The upper part is in the style of the Borghese Vase. The lower part, which was not original, was influenced by the Torlonia Vase, a celebrated neo-Attic Roman marble from the collection of Cardinal Albani. It similarly stands on three lions' legs - which in the case of the Torlonia Vase were 16th-century additions.

The vase was restored and/or rebuilt by the artist Giovanni Battista Piranesi, from a large number of Roman fragments from Hadrian's Villa at Tivoli, where Gavin Hamilton was excavating in the 1770s. As mentioned above, parts of the Piranesi vase are a pastiche - its stem and supports are made up of a variety of unrelated ancient fragments supplemented by matching modern parts. Other parts are painstaking, skillful and accurate reconstructions. Its frieze uses numerous original fragments to reproduce a scene of satyrs making wine. The scene was modeled on a Roman altar in Naples that in the 18th century was in the collection of the Prince of Francavilla and illustrated in Bernard de Montfaucon's 1757 Recueil d'Antiquités.

The Piranesi Vase and the so-called Warwick Vase are among the most ambitious restoration projects in which Piranesi was involved. Each vase was depicted by three plates in Vasi, Candelabri e Cippi, a compilation of etchings produced in 1778. The vase was sold as a genuine ancient Roman artefact, which was considered an acceptable practice at the time.

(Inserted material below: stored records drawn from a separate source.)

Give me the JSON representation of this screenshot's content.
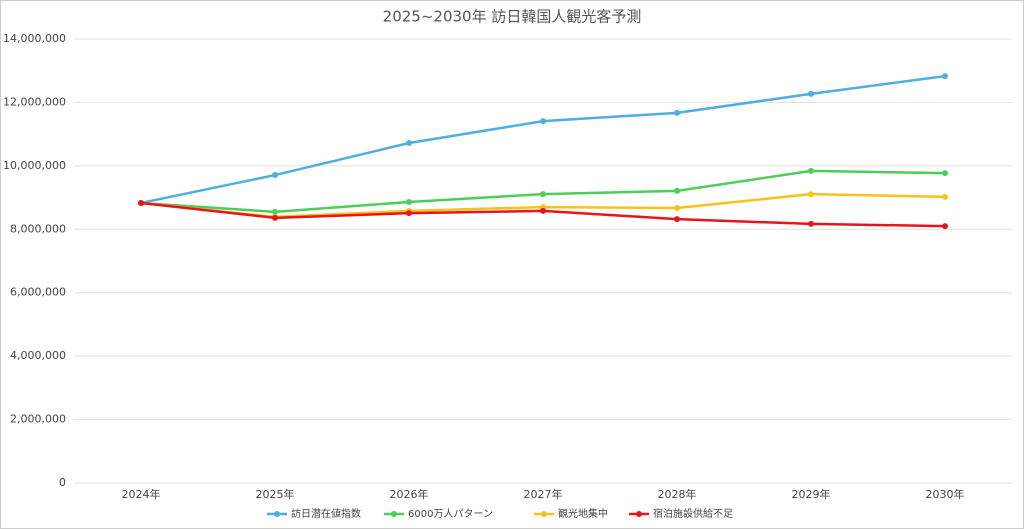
{
  "chart_data": {
    "type": "line",
    "title": "2025~2030年 訪日韓国人観光客予測",
    "categories": [
      "2024年",
      "2025年",
      "2026年",
      "2027年",
      "2028年",
      "2029年",
      "2030年"
    ],
    "series": [
      {
        "name": "訪日潜在値指数",
        "color": "#4eaee0",
        "values": [
          8830000,
          9710000,
          10720000,
          11410000,
          11670000,
          12270000,
          12830000
        ]
      },
      {
        "name": "6000万人パターン",
        "color": "#4ccf5a",
        "values": [
          8830000,
          8550000,
          8860000,
          9110000,
          9210000,
          9840000,
          9770000
        ]
      },
      {
        "name": "観光地集中",
        "color": "#f9c21a",
        "values": [
          8830000,
          8390000,
          8580000,
          8700000,
          8670000,
          9110000,
          9020000
        ]
      },
      {
        "name": "宿泊施設供給不足",
        "color": "#e8151b",
        "values": [
          8830000,
          8360000,
          8510000,
          8580000,
          8320000,
          8170000,
          8100000
        ]
      }
    ],
    "ylim": [
      0,
      14000000
    ],
    "yticks": [
      0,
      {
        "value": 2000000,
        "label": "2,000,000"
      },
      {
        "value": 4000000,
        "label": "4,000,000"
      },
      {
        "value": 6000000,
        "label": "6,000,000"
      },
      {
        "value": 8000000,
        "label": "8,000,000"
      },
      {
        "value": 10000000,
        "label": "10,000,000"
      },
      {
        "value": 12000000,
        "label": "12,000,000"
      },
      {
        "value": 14000000,
        "label": "14,000,000"
      }
    ],
    "grid": true,
    "legend": "bottom"
  }
}
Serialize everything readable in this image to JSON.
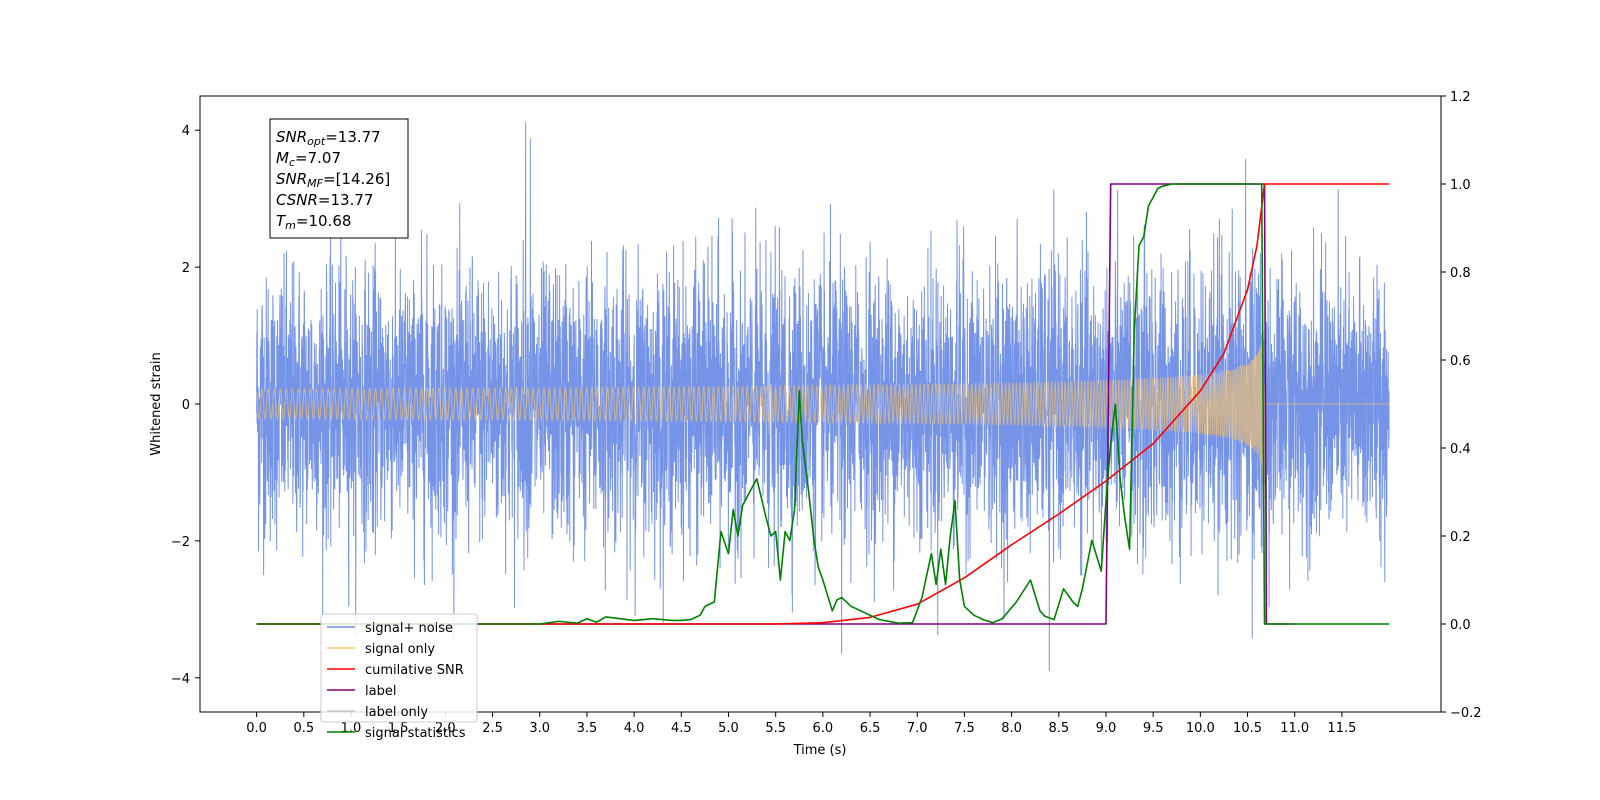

The diary of a Dutch tourist mentions the vase in the Piranesi workshop in 1776. Sometime that year it was acquired by Sir John Boyd during his Grand Tour. He was a wealthy West Indies proprietor and director of the British East India Company, and displayed it in the landscaped grounds of his neo-Palladian mansion Danson House at Bexley, where the dining room's wallpaintings took up the vase's Bacchic themes.

It was purchased from Boyd's eventual heirs and Hugh Johnston by the British Museum in 1868. It was exhibited in the Orangery of Kensington Palace from 1955 to 1976. It is now in the Enlightenment Gallery of the British Museum.

==Sources==
- T. Opper, "Glory of Rome restored", British Museum Magazine 51 (Spring 2005), 38–40.
- E. Miller, "The Piranesi Vase", in: A. Oddy (ed.) The Art of the Conservator (London 1992), 122–136.
- J. Scott, "Some sculpture from Hadrian's Villa, Tivoli", in: Piranesi e la cultura antiquaria: gli antecedenti e il contesto (Rome 1983), 339–355.